There continues to be much in the news regarding the recruitment of overseas students and views as to whether England is seen as welcoming and supportive to future non-EU students.
With the fallout from the UK Border Agency's decision to strip London Metropolitan University of its ability to host oversea students still growing, many academic institutions are now facing intense scrutiny over their international recruitment strategies.
To date much of the tabloid coverage has focused on the value of these students in monetary terms versus concerns regarding immigration. These arguments miss the point.
Higher education is growing in importance and plays a central role in economic growth. It needs to be sustained but in doing so Vice chancellors and ministers need to remain focused on the fact higher education operates in a global environment
Overseas students make a major contribution to the UK economy, not just to UK universities. The government's own impact assessment report on the reform of the student immigration system estimated the changes being imposed on student visas would generate a loss of c£2.4 billion over four years.
Whilst such losses will mainly hit the economy, universities themselves will also be faced by the estimated loss of some £170 million in fees. This will impact on delivery and potentially viability of some fields within subsets of universities. This in turn will effect on the level of variety and choice available to UK students and with less funding will impact on the investment in facilities available in a globally competitive market. In short, fewer overseas students mean poorer facilities and fewer places for UK students.
Funding is not though the sole driver for overseas recruitment. Research focused universities also need overseas students to contribute to their academic environment. Universities wish to attract the best and most able students possible. Higher education institutions thrive on the exchange of people and of ideas - the students help create the dynamic environment that is needed to shape world leading entrepreneurial activity. The best of those students then become the future researchers that then support the core research base within the university. The desire to attract the best students possible is central to any university if it is to create the environment required to compete in this global arena.
There is also a question of culture. Universities provide places where ideals can be challenged. They provide a place where new friendships are made and where through knowledge and greater understanding, hopefully, a better society and more secure future is created. It is certainly true that many students on returning to their home country will remain in touch with their alma mater and the friends made, often becoming great advocates of the UK in later life. These relationships will help underpin the future of UK plc.
England is not seen as providing as warm a welcome for students as it once was. Certainly countries such as Australia, the US, Canada and increasingly other EU states are becoming seen as favoured locations.

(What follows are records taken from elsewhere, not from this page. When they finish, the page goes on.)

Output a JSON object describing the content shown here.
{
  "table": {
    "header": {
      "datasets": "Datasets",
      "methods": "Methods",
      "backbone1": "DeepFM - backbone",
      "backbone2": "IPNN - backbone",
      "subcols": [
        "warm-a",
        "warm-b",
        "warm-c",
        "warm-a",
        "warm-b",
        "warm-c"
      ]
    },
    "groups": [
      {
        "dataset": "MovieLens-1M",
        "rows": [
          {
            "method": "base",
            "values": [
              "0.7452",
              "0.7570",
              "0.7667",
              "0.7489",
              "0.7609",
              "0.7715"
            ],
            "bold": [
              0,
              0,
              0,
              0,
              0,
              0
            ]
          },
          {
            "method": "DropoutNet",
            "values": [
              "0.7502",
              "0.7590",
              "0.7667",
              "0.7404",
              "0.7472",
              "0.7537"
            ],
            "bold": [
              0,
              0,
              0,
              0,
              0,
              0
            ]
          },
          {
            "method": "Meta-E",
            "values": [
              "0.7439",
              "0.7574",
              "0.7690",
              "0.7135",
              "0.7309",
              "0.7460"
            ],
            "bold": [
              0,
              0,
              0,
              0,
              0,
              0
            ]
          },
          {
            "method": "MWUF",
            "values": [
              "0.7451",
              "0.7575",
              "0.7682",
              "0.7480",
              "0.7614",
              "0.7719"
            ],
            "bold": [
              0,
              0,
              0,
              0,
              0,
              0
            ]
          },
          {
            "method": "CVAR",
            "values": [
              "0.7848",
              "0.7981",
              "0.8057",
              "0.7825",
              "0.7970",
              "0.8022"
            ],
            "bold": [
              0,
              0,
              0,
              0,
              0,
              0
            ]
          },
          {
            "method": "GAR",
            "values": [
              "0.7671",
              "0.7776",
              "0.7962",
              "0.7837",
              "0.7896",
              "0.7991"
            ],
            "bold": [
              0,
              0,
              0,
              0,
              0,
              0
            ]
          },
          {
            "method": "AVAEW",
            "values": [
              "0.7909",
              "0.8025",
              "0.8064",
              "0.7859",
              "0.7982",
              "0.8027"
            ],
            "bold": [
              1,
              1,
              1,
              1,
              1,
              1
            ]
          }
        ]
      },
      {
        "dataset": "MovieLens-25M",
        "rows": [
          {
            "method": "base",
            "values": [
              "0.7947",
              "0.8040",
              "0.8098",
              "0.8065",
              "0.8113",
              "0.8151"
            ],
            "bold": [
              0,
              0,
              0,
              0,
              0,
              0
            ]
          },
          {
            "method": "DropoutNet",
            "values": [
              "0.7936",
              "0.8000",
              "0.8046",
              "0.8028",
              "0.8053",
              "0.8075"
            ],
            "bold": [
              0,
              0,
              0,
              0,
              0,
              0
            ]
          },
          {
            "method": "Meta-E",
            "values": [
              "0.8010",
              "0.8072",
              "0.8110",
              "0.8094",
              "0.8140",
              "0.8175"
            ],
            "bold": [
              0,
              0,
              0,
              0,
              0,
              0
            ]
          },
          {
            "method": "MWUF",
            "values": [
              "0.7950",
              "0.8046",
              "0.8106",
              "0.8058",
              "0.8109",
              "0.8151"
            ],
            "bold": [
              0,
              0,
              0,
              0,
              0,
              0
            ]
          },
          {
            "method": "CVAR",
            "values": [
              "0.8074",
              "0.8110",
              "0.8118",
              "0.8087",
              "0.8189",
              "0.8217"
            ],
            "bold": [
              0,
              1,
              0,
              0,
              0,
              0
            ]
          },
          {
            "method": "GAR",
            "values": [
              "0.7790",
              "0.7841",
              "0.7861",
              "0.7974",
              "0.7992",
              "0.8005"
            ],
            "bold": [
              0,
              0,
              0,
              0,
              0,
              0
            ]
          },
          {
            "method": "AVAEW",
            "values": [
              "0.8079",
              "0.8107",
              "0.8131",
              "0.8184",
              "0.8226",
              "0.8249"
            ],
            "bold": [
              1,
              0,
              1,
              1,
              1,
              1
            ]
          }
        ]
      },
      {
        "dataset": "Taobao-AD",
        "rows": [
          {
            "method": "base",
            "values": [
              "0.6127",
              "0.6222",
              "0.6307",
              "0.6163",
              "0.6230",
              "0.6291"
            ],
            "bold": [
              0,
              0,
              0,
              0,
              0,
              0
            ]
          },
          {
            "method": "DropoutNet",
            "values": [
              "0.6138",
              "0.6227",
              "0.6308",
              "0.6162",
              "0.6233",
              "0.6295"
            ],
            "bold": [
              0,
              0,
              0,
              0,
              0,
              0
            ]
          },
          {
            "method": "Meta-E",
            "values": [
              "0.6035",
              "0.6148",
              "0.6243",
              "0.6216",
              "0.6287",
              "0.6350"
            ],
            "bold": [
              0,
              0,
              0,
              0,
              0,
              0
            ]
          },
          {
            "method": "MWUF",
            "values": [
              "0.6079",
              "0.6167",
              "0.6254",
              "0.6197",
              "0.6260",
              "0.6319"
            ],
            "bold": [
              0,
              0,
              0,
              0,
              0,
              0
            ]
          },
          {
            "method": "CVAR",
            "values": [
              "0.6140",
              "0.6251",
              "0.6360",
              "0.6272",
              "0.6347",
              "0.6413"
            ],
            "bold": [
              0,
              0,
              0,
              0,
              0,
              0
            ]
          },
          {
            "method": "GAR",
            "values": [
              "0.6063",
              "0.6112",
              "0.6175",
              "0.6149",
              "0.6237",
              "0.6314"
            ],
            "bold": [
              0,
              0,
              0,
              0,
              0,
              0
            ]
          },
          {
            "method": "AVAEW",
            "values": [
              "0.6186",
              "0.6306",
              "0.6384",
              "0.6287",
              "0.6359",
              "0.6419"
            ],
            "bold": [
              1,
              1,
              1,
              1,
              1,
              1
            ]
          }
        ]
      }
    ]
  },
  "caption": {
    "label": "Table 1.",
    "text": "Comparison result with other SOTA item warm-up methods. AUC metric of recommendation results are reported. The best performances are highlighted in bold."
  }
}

Yes this will impact financially in the short term but in the medium term, if it damages the UK's ability to attract the best students available, it could lead to a decline in the UK's standing as a world leader in higher education.
The government clearly has to deal with any abuse of the visa system wherever it occurs. But it is vital that they also work with those organisations that have spent many decades developing the UK's position in the field of education to carefully manage our global reputation.
Ministers need to be aware that it is not their words but their actions that make a lasting impression on overseas students - and the message they are sending now is not a welcoming one.
Overseas students bring far more than funds - they bring intellectual and cultural wealth that once lost will be hard to regain. They also form the future links that will support the development of international economic partnerships between UK and overseas companies. Let's do everything we can to protect that.